Supporters argue that courts, not legal advisers, should have the final word on legality. If a government action is unlawful, they say, petitioners can challenge it in court.
Medina said that this view misunderstands how illegality is usually prevented.
“In practice, the court deals with just the tip of the iceberg,” he said. “Most of the functions of protecting the rule of law are done internally by legal advisers within the government.” Relying only on courts, he said, would be ineffective and impractical, especially when decisions must be made quickly, or unlawful action could cause irreversible damage.
'We will lose a protective envelope for democracy; all systems will be harmed'
Deputy Attorney-General Gil Limon made a similar argument at the Eilat conference.
“On the day after this bill passes, we will lose an essential protective envelope for democracy,” Limon said. “Today, the state’s first line of defense is the attorney-general, under whom the legal advisers in government ministries operate. Once these roles become political, all the systems beneath them will be harmed.”
The bill would also change how the state is represented in court. It provides that the attorney-general would present the state’s position in legal proceedings, but the authority to determine that position would lie with the government. If the attorney-general believes the government’s position cannot be presented, or if the relevant minister believes it will not be properly represented, the government could authorize another lawyer to present it.
Supporters say this would stop unelected legal advisers from overriding elected officials. Critics say it would allow the government to bypass independent legal review and present legally indefensible positions as the state's position.
Former attorney-general Yehuda Weinstein was blunt in his criticism.
“The judicial overhaul is a collapse of systems,” Weinstein said at the IBA conference. Rothman’s proposal to split the attorney-general’s role, he said, was “the elimination of the system as we have known it for 75 years.”
Weinstein said Netanyahu had opposed splitting the attorney-general’s role when he served as attorney-general, and argued that Netanyahu’s position had changed because of his indictment.
Medina said a split could theoretically be designed to preserve the rule of law. But the legal adviser to the government would need to remain professionally independent; legal opinions would need to remain binding unless the government went to court; and the prosecutor-general would need to be bound by the attorney-general’s interpretation of the law, so that the state does not speak in two contradictory legal voices.
Otherwise, he warned, the state could reach a situation in which the attorney-general tells a minister an action is legal, while the prosecutor-general later decides it is criminal.
“You need some coordination function,” Medina said. “The attorney-general nowadays serves in this position to coordinate the activities of all enforcement mechanisms.”
That is why critics consider the bill’s title to understate its significance.
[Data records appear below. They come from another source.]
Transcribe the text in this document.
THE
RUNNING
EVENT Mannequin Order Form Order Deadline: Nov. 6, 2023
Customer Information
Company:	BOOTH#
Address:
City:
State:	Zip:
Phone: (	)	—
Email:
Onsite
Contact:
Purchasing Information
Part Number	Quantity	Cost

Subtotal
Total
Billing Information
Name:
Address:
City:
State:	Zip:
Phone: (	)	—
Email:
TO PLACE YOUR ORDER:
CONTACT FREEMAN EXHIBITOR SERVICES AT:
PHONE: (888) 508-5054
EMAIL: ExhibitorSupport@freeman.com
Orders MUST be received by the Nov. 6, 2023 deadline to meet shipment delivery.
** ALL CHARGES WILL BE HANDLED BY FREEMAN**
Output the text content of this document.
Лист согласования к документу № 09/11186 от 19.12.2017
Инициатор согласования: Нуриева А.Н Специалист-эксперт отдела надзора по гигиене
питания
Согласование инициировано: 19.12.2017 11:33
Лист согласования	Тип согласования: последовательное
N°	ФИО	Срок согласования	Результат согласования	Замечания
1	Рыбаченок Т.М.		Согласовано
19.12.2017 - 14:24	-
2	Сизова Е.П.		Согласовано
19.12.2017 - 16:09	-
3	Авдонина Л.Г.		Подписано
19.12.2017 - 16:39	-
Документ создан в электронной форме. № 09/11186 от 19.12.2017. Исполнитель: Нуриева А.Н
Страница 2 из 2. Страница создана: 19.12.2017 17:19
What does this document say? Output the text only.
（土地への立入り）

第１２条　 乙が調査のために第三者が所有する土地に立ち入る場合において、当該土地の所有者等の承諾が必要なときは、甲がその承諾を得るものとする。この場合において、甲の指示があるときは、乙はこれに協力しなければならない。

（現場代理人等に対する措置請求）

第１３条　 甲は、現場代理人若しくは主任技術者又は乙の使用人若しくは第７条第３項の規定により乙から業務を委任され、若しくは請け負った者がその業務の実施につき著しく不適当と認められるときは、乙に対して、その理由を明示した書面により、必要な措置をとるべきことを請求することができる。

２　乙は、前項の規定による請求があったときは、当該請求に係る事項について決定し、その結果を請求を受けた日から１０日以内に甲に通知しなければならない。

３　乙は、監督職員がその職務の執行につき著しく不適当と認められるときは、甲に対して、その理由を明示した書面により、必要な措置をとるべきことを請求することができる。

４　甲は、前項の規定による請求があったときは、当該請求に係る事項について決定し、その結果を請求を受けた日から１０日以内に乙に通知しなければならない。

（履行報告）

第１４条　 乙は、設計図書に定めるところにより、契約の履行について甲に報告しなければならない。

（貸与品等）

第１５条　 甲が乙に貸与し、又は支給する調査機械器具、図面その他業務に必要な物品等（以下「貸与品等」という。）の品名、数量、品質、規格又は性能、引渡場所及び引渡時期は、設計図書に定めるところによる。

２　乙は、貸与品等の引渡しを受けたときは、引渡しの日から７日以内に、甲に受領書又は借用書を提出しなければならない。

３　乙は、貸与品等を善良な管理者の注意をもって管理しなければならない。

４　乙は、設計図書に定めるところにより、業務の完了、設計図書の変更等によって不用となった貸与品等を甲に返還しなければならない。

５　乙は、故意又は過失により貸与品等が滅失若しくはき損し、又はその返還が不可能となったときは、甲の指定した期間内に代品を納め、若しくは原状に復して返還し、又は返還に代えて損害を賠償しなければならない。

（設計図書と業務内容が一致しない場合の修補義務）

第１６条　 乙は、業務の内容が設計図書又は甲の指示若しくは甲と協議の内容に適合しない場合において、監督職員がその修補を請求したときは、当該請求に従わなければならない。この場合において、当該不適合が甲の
The immediate question is not only whether Israel should have one attorney-general or two. It is whether the government’s chief legal adviser remains independent enough to block unlawful action from within, or whether the main check on government legality shifts almost entirely to the courts.
The bill now returns to the Constitution Committee for preparation for its second and third readings. The coalition is expected to try to advance it quickly, amid uncertainty over the Knesset’s future and the possible dissolution of the current parliament.
For supporters, the bill is a democratic correction to an overly powerful legal office. For opponents, it is one of the most consequential pieces of the government’s legal overhaul: a measure that not only splits the attorney-general’s role, but changes what that role is for.